Back to You isn't exactly a romance. There are romantic elements, but mostly it is the story of Alex finally getting some closure and learning that that past may make us who we are in the present, but it doesn't have to dictate who we are in the future. It is told entirely from Alex's POV.
Alex, who is a journalist living in New York, has come back to his home town because his estranged father is dying. But while that was the catalyst for him going back, the only real reason he agreed was to see Ben again. Ben, his best friend when he was a kid. Ben, who is the missing piece to Alex's puzzle. Ben, the friend Alex feels he abandoned. For twenty years, Alex has keep his emotional distance from everyone and he fears that he's not up for the task of a real relationship, but he's still drawn to the boy he once knew.

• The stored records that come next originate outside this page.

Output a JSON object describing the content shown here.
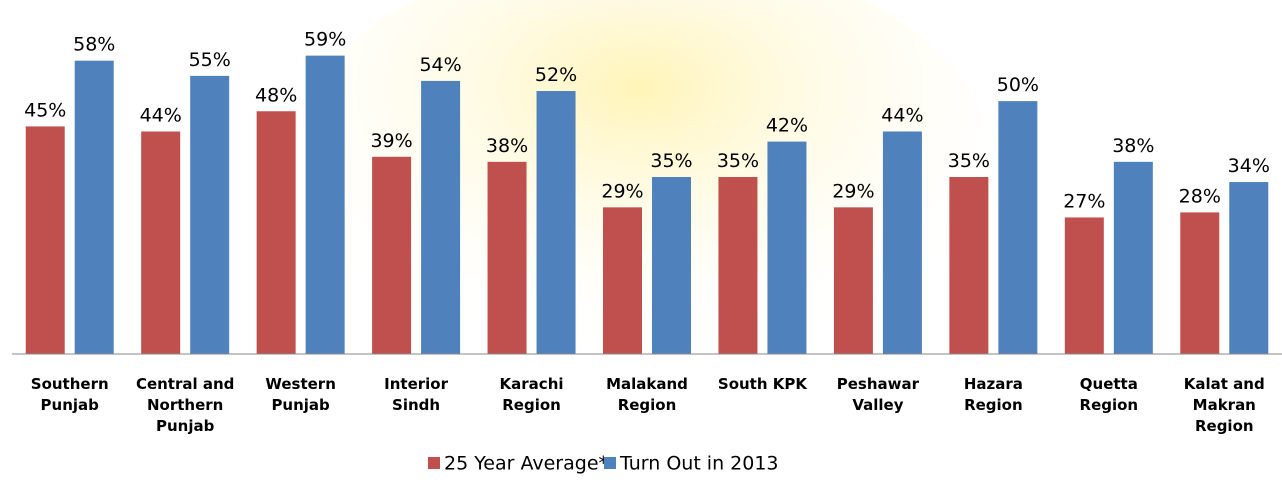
{
  "chart_data": {
    "type": "bar",
    "categories": [
      "Southern Punjab",
      "Central and Northern Punjab",
      "Western Punjab",
      "Interior Sindh",
      "Karachi Region",
      "Malakand Region",
      "South KPK",
      "Peshawar Valley",
      "Hazara Region",
      "Quetta Region",
      "Kalat and Makran Region"
    ],
    "series": [
      {
        "name": "25 Year Average*",
        "color": "#c0504d",
        "values": [
          45,
          44,
          48,
          39,
          38,
          29,
          35,
          29,
          35,
          27,
          28
        ],
        "value_labels": [
          "45%",
          "44%",
          "48%",
          "39%",
          "38%",
          "29%",
          "35%",
          "29%",
          "35%",
          "27%",
          "28%"
        ]
      },
      {
        "name": "Turn Out in 2013",
        "color": "#4f81bd",
        "values": [
          58,
          55,
          59,
          54,
          52,
          35,
          42,
          44,
          50,
          38,
          34
        ],
        "value_labels": [
          "58%",
          "55%",
          "59%",
          "54%",
          "52%",
          "35%",
          "42%",
          "44%",
          "50%",
          "38%",
          "34%"
        ]
      }
    ],
    "ylim": [
      0,
      70
    ],
    "legend": "bottom"
  }
}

Ben is still in that sleepy Canadian town and he's mostly content, but he is shaped by the disappearance of his sister when he was a kid and the fact that his mother pretty much forgot he existed. He teaches art and he lives by himself, while his mother keeps her house a shrine for the daughter that went missing twenty years before. Ben's a quiet guy. Reserved. Observant. Seeing Alex again stirred up feeling that Ben has tried like hell to let go of, but he can't help himself when faced with another chance to know his friend. Even if it breaks his heart all over again.
The focus of the story becomes Ben's missing sister and finding out what happened to her. And interspersed in that story are pieces of an article that Alex is writing about his relationship with his dad. I really enjoyed reading those pieces. They gave insight into Alex and the uncertainty he has had to live with. They show the loneliness he felt.
I enjoyed reading Back to You and I loved how it was written, though I would have loved to have gotten Ben's POV, too. He was a bit of an enigma, since the romance was more muted in the story. Still, I found Back to You to be a very touching story. It was sad and full of regret, but it did end on a note of hope.
Review copy of Back to You was generously provided by the publisher, via Netgalley, in exchange for an honest review.